Members of the International Bottled Water Association (IBWA) have reason to take notice of the ongoing debate. Americans purchased 8.25 billion gallons of bottled water last year, which represents more than $10.8 billion in wholesale sales. Water is now the second most popular bottled drink in terms of sales, trailing only longtime leader soft drinks. Over the past 10 years, sales of bottled water have tripled while soft drink sales have remained relatively flat.

And that’s precisely where the situation becomes muddied. As our nation continues to battle obesity — which can be attributed in part to the more than 15 billion gallons of sugary soft drinks we consume annually — should we be discouraging people from drinking zero-calorie water? Many schools are now taking steps to remove soft drink vending machines from cafeterias in order to promote healthier drinks.

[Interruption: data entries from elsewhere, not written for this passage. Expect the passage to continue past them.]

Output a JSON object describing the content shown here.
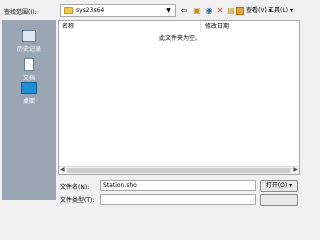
{
  "toolbar": {
    "look_in_label": "查找范围(I):",
    "folder_name": "sys23s64",
    "view_label": "查看(V)",
    "tools_label": "工具(L)",
    "back_icon": "back-arrow-icon",
    "up_icon": "up-folder-icon",
    "search_icon": "search-web-icon",
    "delete_icon": "delete-icon",
    "new_folder_icon": "new-folder-icon"
  },
  "places": [
    {
      "label": "历史记录",
      "icon": "history-icon"
    },
    {
      "label": "文档",
      "icon": "documents-icon"
    },
    {
      "label": "桌面",
      "icon": "desktop-icon"
    }
  ],
  "filelist": {
    "columns": [
      "名称",
      "修改日期"
    ],
    "empty_message": "此文件夹为空。"
  },
  "footer": {
    "filename_label": "文件名(N):",
    "filename_value": "Station.sho",
    "open_label": "打开(O)",
    "filetype_label": "文件类型(T):"
  }
}
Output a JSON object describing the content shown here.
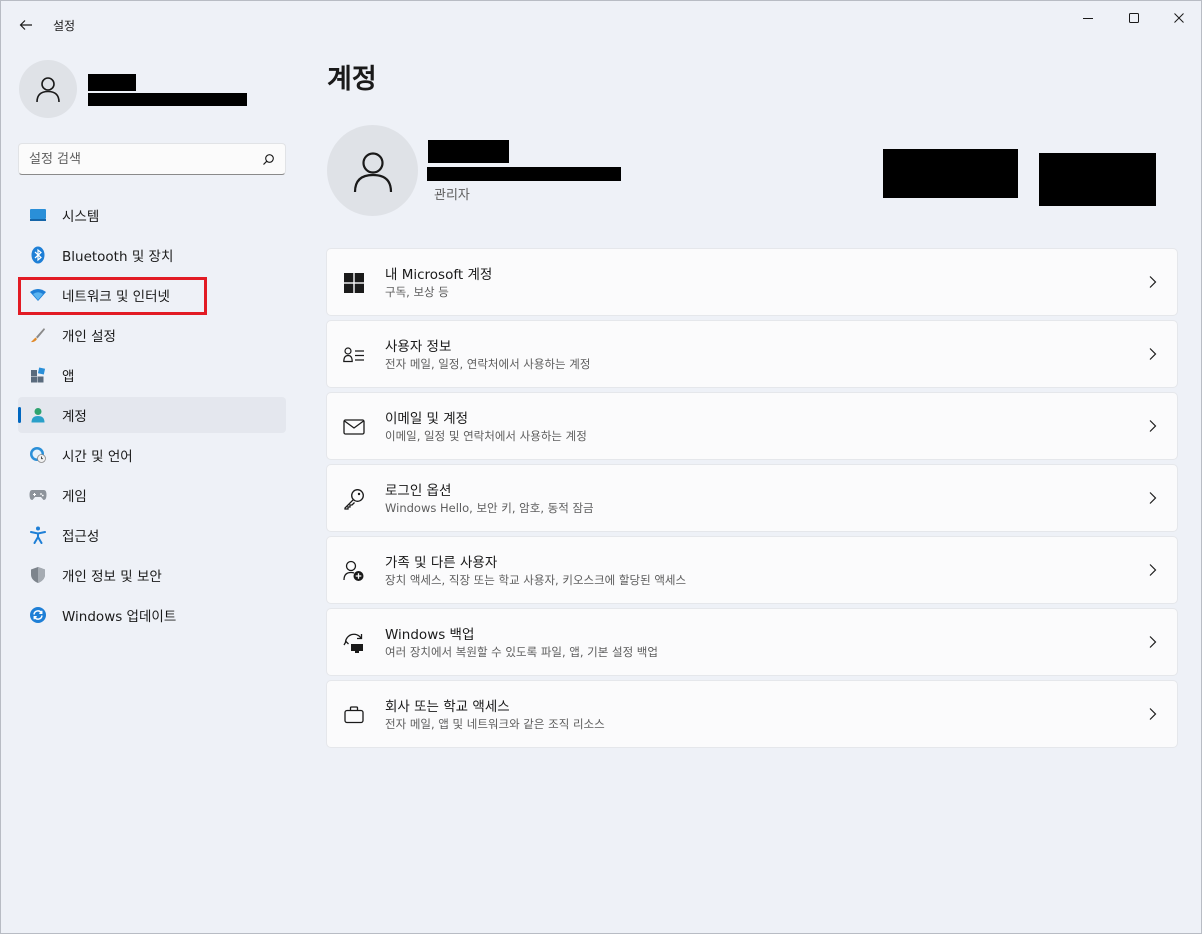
{
  "window": {
    "title": "설정",
    "controls": {
      "minimize": "minimize",
      "maximize": "maximize",
      "close": "close"
    }
  },
  "sidebar": {
    "search_placeholder": "설정 검색",
    "items": [
      {
        "label": "시스템",
        "icon": "system-icon"
      },
      {
        "label": "Bluetooth 및 장치",
        "icon": "bluetooth-icon"
      },
      {
        "label": "네트워크 및 인터넷",
        "icon": "network-icon"
      },
      {
        "label": "개인 설정",
        "icon": "brush-icon"
      },
      {
        "label": "앱",
        "icon": "apps-icon"
      },
      {
        "label": "계정",
        "icon": "account-icon",
        "active": true
      },
      {
        "label": "시간 및 언어",
        "icon": "time-language-icon"
      },
      {
        "label": "게임",
        "icon": "gamepad-icon"
      },
      {
        "label": "접근성",
        "icon": "accessibility-icon"
      },
      {
        "label": "개인 정보 및 보안",
        "icon": "shield-icon"
      },
      {
        "label": "Windows 업데이트",
        "icon": "update-icon"
      }
    ]
  },
  "main": {
    "title": "계정",
    "user": {
      "role": "관리자"
    },
    "cards": [
      {
        "title": "내 Microsoft 계정",
        "subtitle": "구독, 보상 등",
        "icon": "windows-logo-icon"
      },
      {
        "title": "사용자 정보",
        "subtitle": "전자 메일, 일정, 연락처에서 사용하는 계정",
        "icon": "user-info-icon"
      },
      {
        "title": "이메일 및 계정",
        "subtitle": "이메일, 일정 및 연락처에서 사용하는 계정",
        "icon": "mail-icon"
      },
      {
        "title": "로그인 옵션",
        "subtitle": "Windows Hello, 보안 키, 암호, 동적 잠금",
        "icon": "key-icon"
      },
      {
        "title": "가족 및 다른 사용자",
        "subtitle": "장치 액세스, 직장 또는 학교 사용자, 키오스크에 할당된 액세스",
        "icon": "add-user-icon"
      },
      {
        "title": "Windows 백업",
        "subtitle": "여러 장치에서 복원할 수 있도록 파일, 앱, 기본 설정 백업",
        "icon": "backup-icon"
      },
      {
        "title": "회사 또는 학교 액세스",
        "subtitle": "전자 메일, 앱 및 네트워크와 같은 조직 리소스",
        "icon": "briefcase-icon"
      }
    ]
  },
  "colors": {
    "accent": "#0067c0",
    "highlight": "#e21b24",
    "background": "#eef1f7"
  }
}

Bottled water is for many people an efficient and easy way to make sure they are receiving the daily amount of water that doctors recommend. There are even many people who refill their bottles, using them several times before discarding them in the trash or recycling bin.

The IBWA makes the point that cities should focus on educating the public about the importance of recycling in general, rather than focusing on banning a particular product. Jennifer Gitlitz of the Container Recycling Institute recently told Newsweek that fewer than 14 percent of all beverage bottles were recycled in 2004. It’s statistics like that which led San Francisco to take the additional step of offering a free stainless steel water container to any resident who will sign a pledge not to purchase bottled water.

The type of water municipalities and companies choose to provide for their employees should be left to those decision-makers, which so far is all that has happened. It would seem that many governmental agencies would choose to provide the most economical form of water, which I cannot imagine would be the bottled variety. Environmental issues aside, that’s just good fiscal management of taxpayer money. However, if the general public chooses to spend additional money at the store to buy bottled water, it should be allowed to do so. Water is a healthy drink, and the public should be encouraged, rather than discouraged, to drink more of it — regardless of the container.